Thanks for posting the updated v.10 design (https://pbspro.atlassian.net/wiki/pages/viewpage.action?pageId=49865741).
I really like the direction this is going, and especially that backward compatibility may be more easily accommodated, e.g., the new filter resource is a restriction, so existing qsub hooks (many of which are admission control gates) are likely to behave correctly without modification, and that the select & place syntax is unchanged (so, again, no hooks code needs to be changed there). Obviously, some changes will be necessary if a site wants to support the new capabilities, but this design may lessen the "backward compatibility re-engineering load".
A few comments:
In case scheduler finds out that it can not run such a job because of resource unavailability and tries to calendar the job so that resources can be reserved for this job in future, it will use only the first resource specification that it encounters in it's sorted list of jobs and use that to calendar the job.
What issue is this is attempting to address? Unless there is a strong understanding of a known issue, it would be better to start by treating each job as a "regular job": no caveats except the "only run one" behavior. (More caveats means more complexity means less resilience and less adoption -- simpler is almost always better.) I would suggest dropping this (for now), and see what early adopters find as the real issues (ideally, during a Beta). Then, if there is an issue, fix it, and fix it right.
If running job which was initially submitted with multiple resource specifications gets requeued for any reason (like qrerun or node_fail_requeue or preemption by requeue), the job will get reevaluated to run by looking at each of the multiple resource specifications it was initially submitted with.

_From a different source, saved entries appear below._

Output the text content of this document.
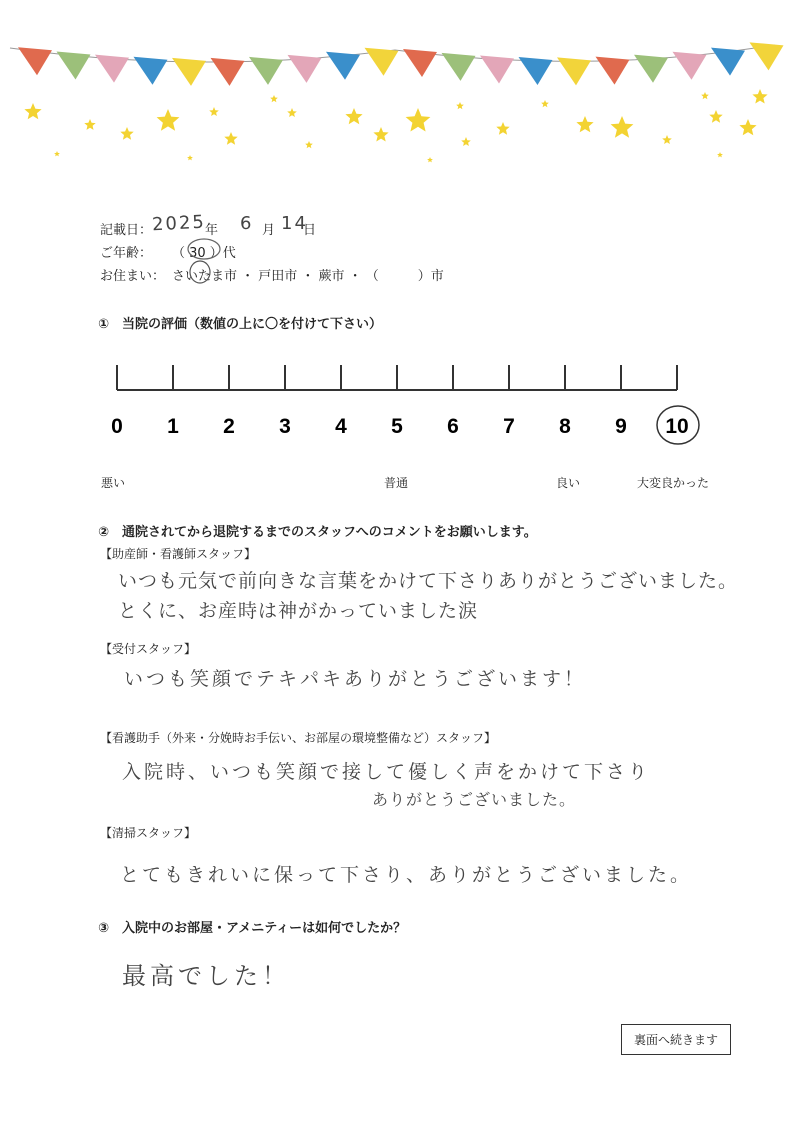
記載日： 2025
年 6 月 14
日
ご年齢： （ 30 ）代
お住まい： さいたま市 ・ 戸田市 ・ 蕨市 ・ （　　　）市
①　当院の評価（数値の上に〇を付けて下さい）
0 1 2 3 4 5 6 7 8 9 10
悪い	普通	良い	大変良かった
②　通院されてから退院するまでのスタッフへのコメントをお願いします。
【助産師・看護師スタッフ】
いつも元気で前向きな言葉をかけて下さりありがとうございました。
とくに、お産時は神がかっていました涙
【受付スタッフ】
いつも笑顔でテキパキありがとうございます！
【看護助手（外来・分娩時お手伝い、お部屋の環境整備など）スタッフ】
入院時、いつも笑顔で接して優しく声をかけて下さり
ありがとうございました。
【清掃スタッフ】
とてもきれいに保って下さり、ありがとうございました。
③　入院中のお部屋・アメニティーは如何でしたか？
最高でした！
裏面へ続きます
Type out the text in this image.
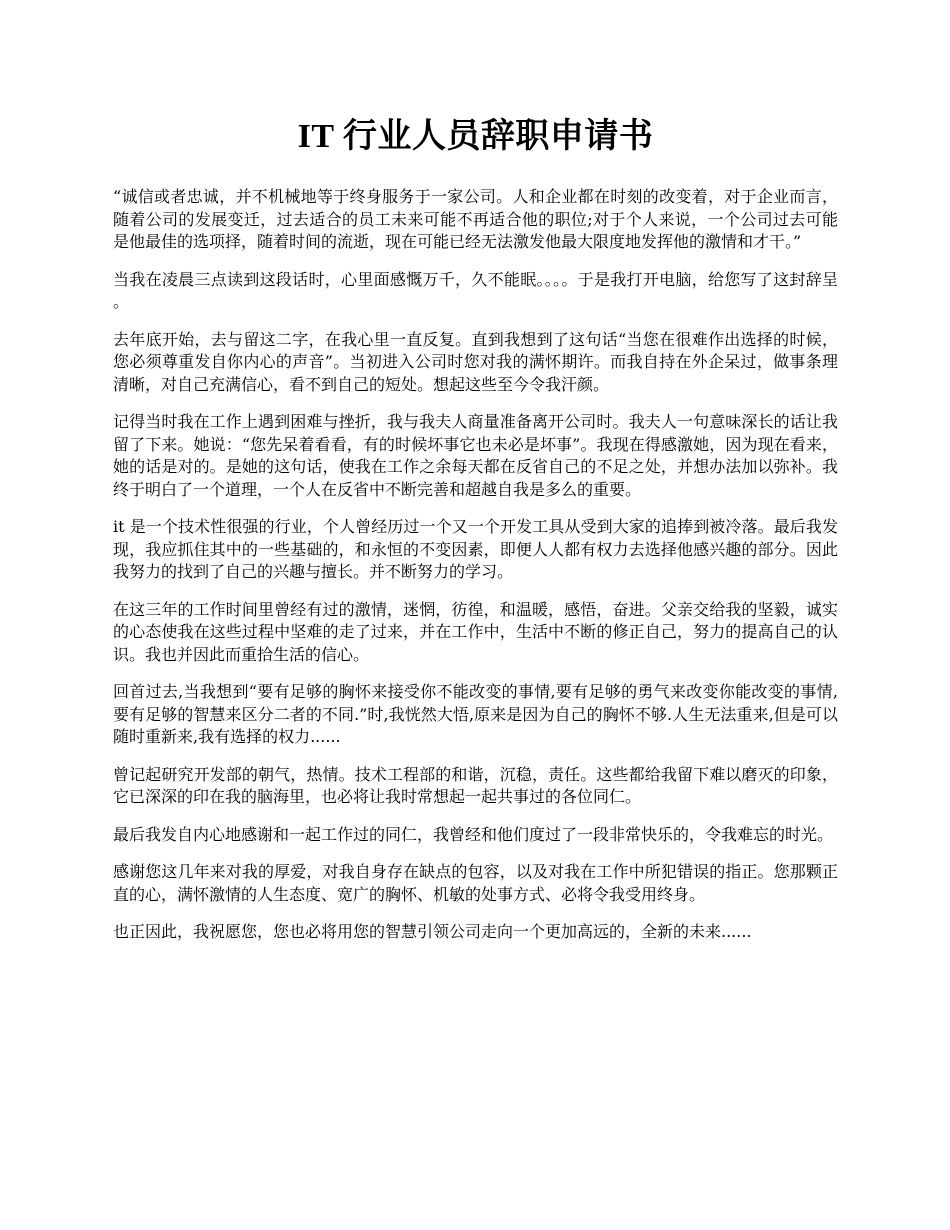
IT 行业人员辞职申请书

“诚信或者忠诚，并不机械地等于终身服务于一家公司。人和企业都在时刻的改变着，对于企业而言，随着公司的发展变迁，过去适合的员工未来可能不再适合他的职位;对于个人来说，一个公司过去可能是他最佳的选项择，随着时间的流逝，现在可能已经无法激发他最大限度地发挥他的激情和才干。”

当我在凌晨三点读到这段话时，心里面感慨万千，久不能眠。。。。于是我打开电脑，给您写了这封辞呈。

去年底开始，去与留这二字，在我心里一直反复。直到我想到了这句话“当您在很难作出选择的时候，您必须尊重发自你内心的声音”。当初进入公司时您对我的满怀期许。而我自持在外企呆过，做事条理清晰，对自己充满信心，看不到自己的短处。想起这些至今令我汗颜。

记得当时我在工作上遇到困难与挫折，我与我夫人商量准备离开公司时。我夫人一句意味深长的话让我留了下来。她说：“您先呆着看看，有的时候坏事它也未必是坏事”。我现在得感激她，因为现在看来，她的话是对的。是她的这句话，使我在工作之余每天都在反省自己的不足之处，并想办法加以弥补。我终于明白了一个道理，一个人在反省中不断完善和超越自我是多么的重要。

it 是一个技术性很强的行业，个人曾经历过一个又一个开发工具从受到大家的追捧到被冷落。最后我发现，我应抓住其中的一些基础的，和永恒的不变因素，即便人人都有权力去选择他感兴趣的部分。因此我努力的找到了自己的兴趣与擅长。并不断努力的学习。

在这三年的工作时间里曾经有过的激情，迷惘，彷徨，和温暖，感悟，奋进。父亲交给我的坚毅，诚实的心态使我在这些过程中坚难的走了过来，并在工作中，生活中不断的修正自己，努力的提高自己的认识。我也并因此而重拾生活的信心。

回首过去,当我想到“要有足够的胸怀来接受你不能改变的事情,要有足够的勇气来改变你能改变的事情,要有足够的智慧来区分二者的不同.”时,我恍然大悟,原来是因为自己的胸怀不够.人生无法重来,但是可以随时重新来,我有选择的权力......

曾记起研究开发部的朝气，热情。技术工程部的和谐，沉稳，责任。这些都给我留下难以磨灭的印象，它已深深的印在我的脑海里，也必将让我时常想起一起共事过的各位同仁。

最后我发自内心地感谢和一起工作过的同仁，我曾经和他们度过了一段非常快乐的，令我难忘的时光。

感谢您这几年来对我的厚爱，对我自身存在缺点的包容，以及对我在工作中所犯错误的指正。您那颗正直的心，满怀激情的人生态度、宽广的胸怀、机敏的处事方式、必将令我受用终身。

也正因此，我祝愿您，您也必将用您的智慧引领公司走向一个更加高远的，全新的未来......
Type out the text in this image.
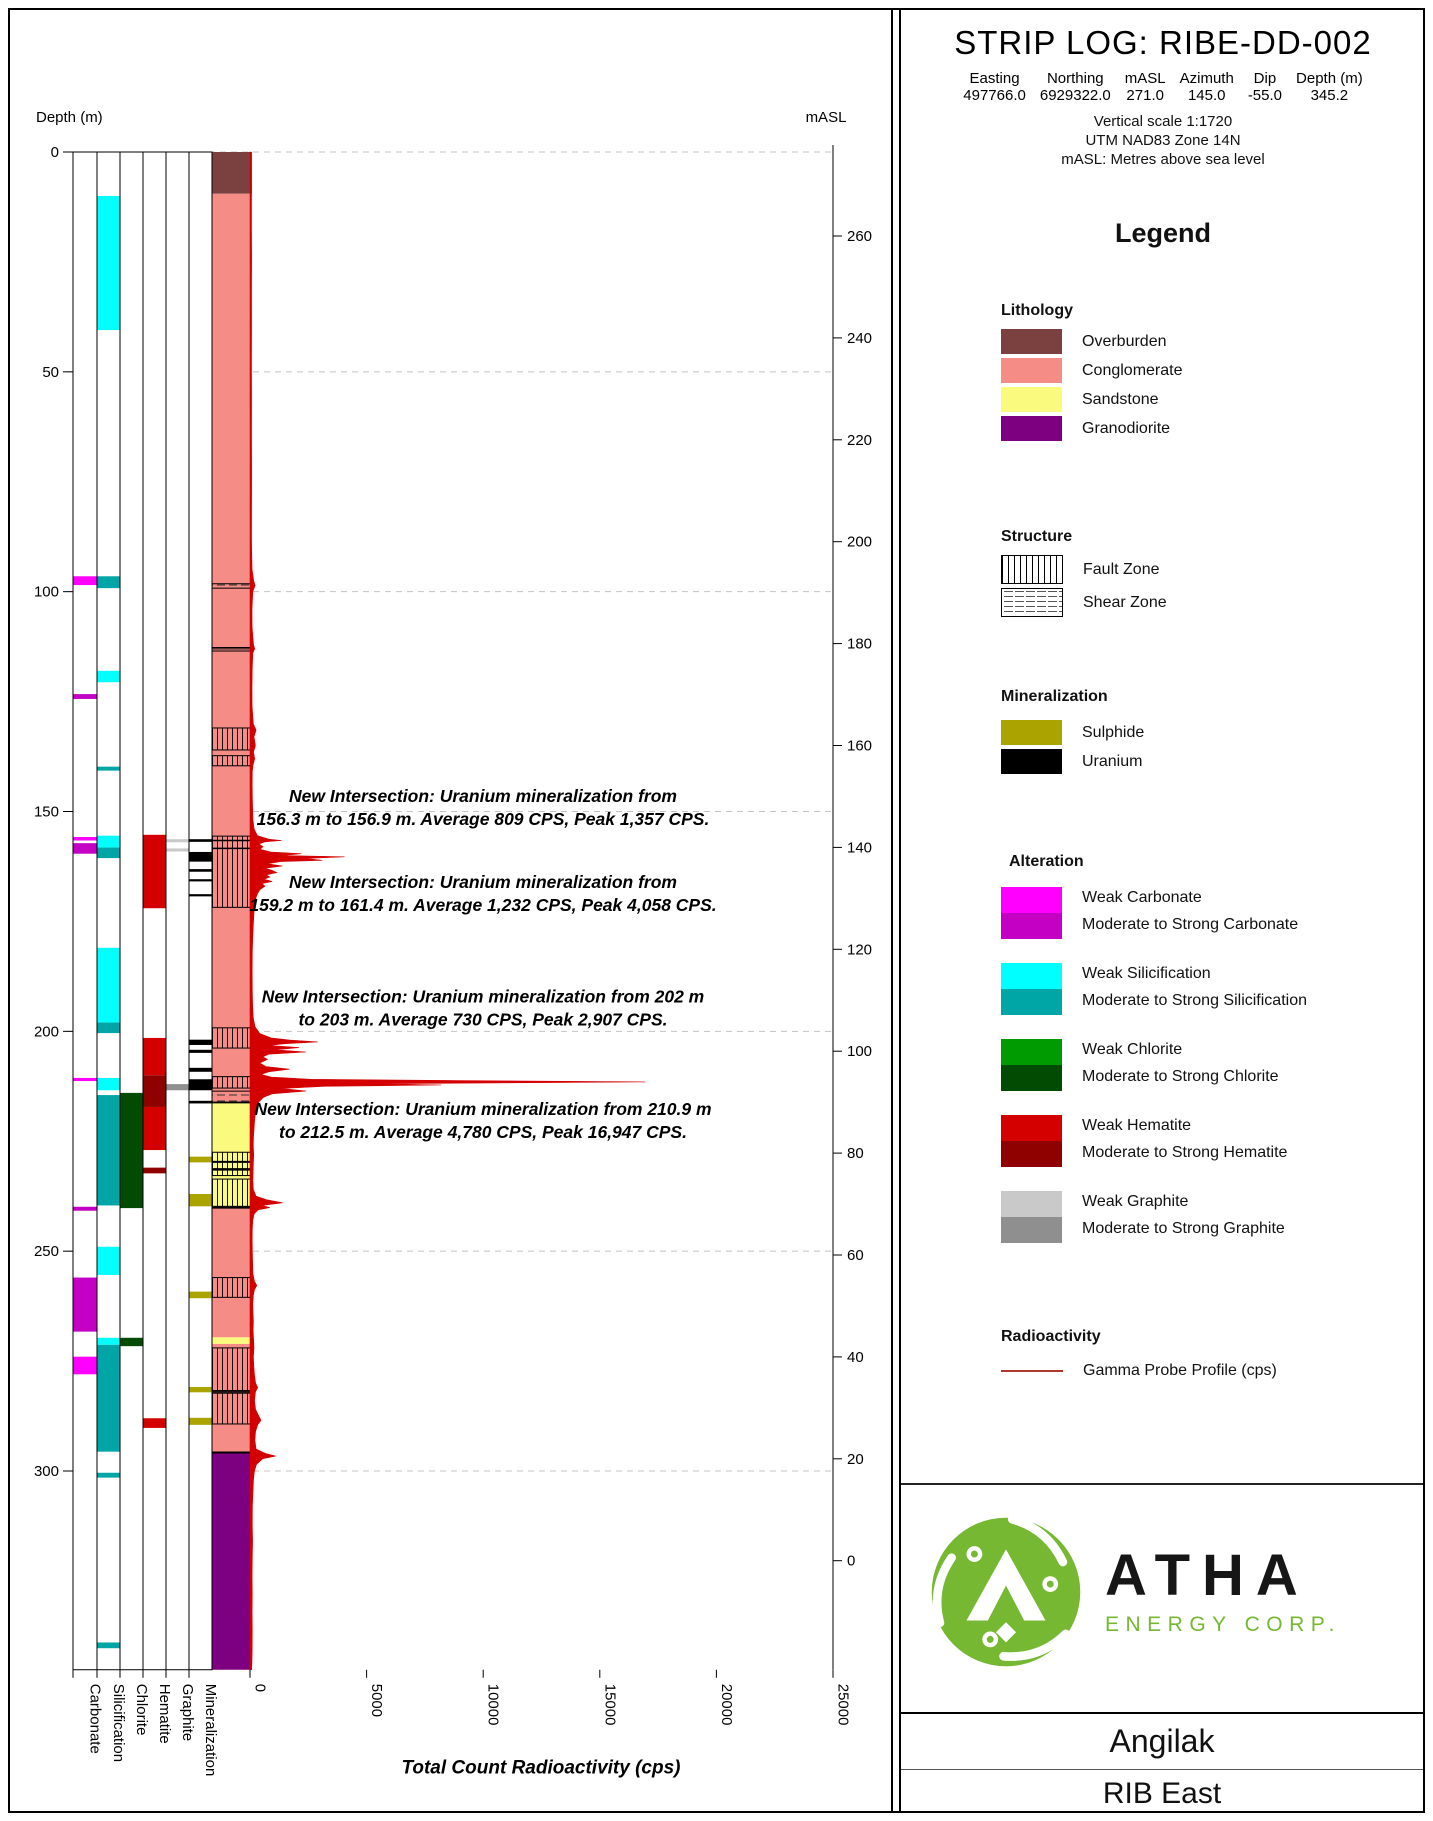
0
50
100
150
200
250
300
Depth (m)	mASL
260
240
220
200
180
160
140
120
100
80
60
40
20
0
Carbonate Silicification Chlorite Hematite Graphite Mineralization 0	5000	10000	15000	20000	25000
Total Count Radioactivity (cps)
New Intersection: Uranium mineralization from
156.3 m to 156.9 m. Average 809 CPS, Peak 1,357 CPS.
New Intersection: Uranium mineralization from
159.2 m to 161.4 m. Average 1,232 CPS, Peak 4,058 CPS.
New Intersection: Uranium mineralization from 202 m
to 203 m. Average 730 CPS, Peak 2,907 CPS.
New Intersection: Uranium mineralization from 210.9 m
to 212.5 m. Average 4,780 CPS, Peak 16,947 CPS.
STRIP LOG: RIBE-DD-002
Easting
497766.0
Northing
6929322.0
mASL
271.0
Azimuth
145.0
Dip
-55.0
Depth (m)
345.2
Vertical scale 1:1720
UTM NAD83 Zone 14N
mASL: Metres above sea level
Legend
Lithology
Overburden
Conglomerate
Sandstone
Granodiorite
Structure
Fault Zone
Shear Zone
Mineralization
Sulphide
Uranium
Alteration
Weak Carbonate
Moderate to Strong Carbonate
Weak Silicification
Moderate to Strong Silicification
Weak Chlorite
Moderate to Strong Chlorite
Weak Hematite
Moderate to Strong Hematite
Weak Graphite
Moderate to Strong Graphite
Radioactivity
Gamma Probe Profile (cps)
ATHA
ENERGY CORP.
Angilak
RIB East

If there is not a compelling use case for handling requeues, an alternative to this would be to change the semantics from "run only one to completion" to "start only one", and once one job in a set is started, delete the rest. This would make it easier to define what happens for some operations (e.g., how to handle qmove to another server aka peer scheduling), and would also likely reduce implementation and test effort. Again, as in the above, one would want to adjust based on early adopter feedback.
Interface 1: New Job attribute called “job_set” - qsub option “-s”
Do we really need a single character option? Why not just use -Wjob_set= as the only interface?
If 103.mycluster.co is a job_set and 104, 105, and 106 are members, can I submit a job that has -Wjob_set=104?
When a job is requested with multiple select specifications, PBS server will honor the queued limits set on the server/queue and run job submission hook on each of the resource specification. If one of the resource specification is found to be exceeding the limits then that resource specification will be ignored.
What is the output of such a command? Is it one job ID or many job IDs?
Not sure about ignoring an rejected request -- shouldn't the behavior be the same as if I submitted a job with qsub -Wjob_set= ..., and wouldn't that be to throw an error? What happens if all the requests are ignored?
Interface 3: Extend PBS to allow users to submit jobs with a node-filter (nfilter) resource
- Suggest "filter" instead of "nfilter".
To access a specific resource out of resources_available, resources_assigned inputs, users must enclose each resource name within square brackets “[ ]” like this - “resources_available[‘ncpus’]”
Q: Is this the same syntax used in PBS hooks and the Scheduler's job_sort_formula? (Ideally, we should have only one syntax.) Sorry, I just can't recall this one... If it is the same syntax, I suggest making that statement explicit.
- It would be good to capture the whole workload trace data in the PBS accounting logs (while also minimizing the impact on existing accounting post processing tools). At least some way to represent that a job is part of a job set, and some way to capture that a non-run member of a set has been removed from the queue. (This probably requires more discussion.)